The protein products of genes mutH, mutL, and mutS have been isolated by cloning and overexpression of the genes (see Tools of Biochemistry 25B). Repair of mismatches in vitro occurs in the presence of these purified proteins, plus helicase II and the E. coli single-strand DNA-binding protein (SSB). The MutH protein binds specifically to DNA at the GATC sequence, and it has a nuclease activity that cleaves just 5' to the G in an unmethylated GATC sequence. The MutS protein binds to DNA specifically at the site of the mismatch. The MutL protein, which has been termed a "molecular matchmaker," somehow uses the energy of ATP hydrolysis to bring together the MutH and MutS proteins and stimulate the MutH nuclease activity.

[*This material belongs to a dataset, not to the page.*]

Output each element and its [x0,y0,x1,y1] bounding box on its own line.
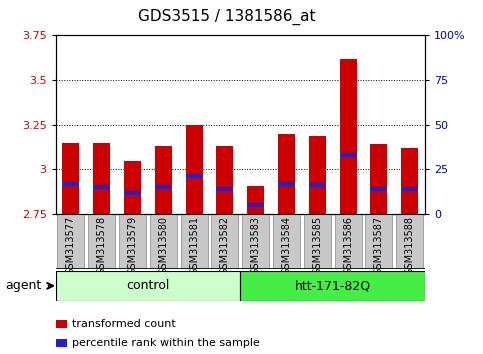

Current attention is focused on the mechanism of signal transduction, as well as the repair process itself. How do the proteins communicate with each other over the several hundred base pairs that may lie between the GATC sequence and the site of the mismatch? A mechanism akin to type I restriction endonucleases has been suggested. Binding of one protein or the other would stimulate a DNA-looping process, with the protein remaining bound at the first site until the protein bound at the other site was reached.

Eukaryotic cells also possess mismatch repair systems. The nature of the strand selection mechanism remains to be clarified. It is not a methyladenine residue, since this substance is not found in eukaryotic DNA. Great excitement occurred in late 1993, with reports that certain forms of human colon cancer are triggered by genetic defects in a mismatch repair protein related to the E. coli MutS protein.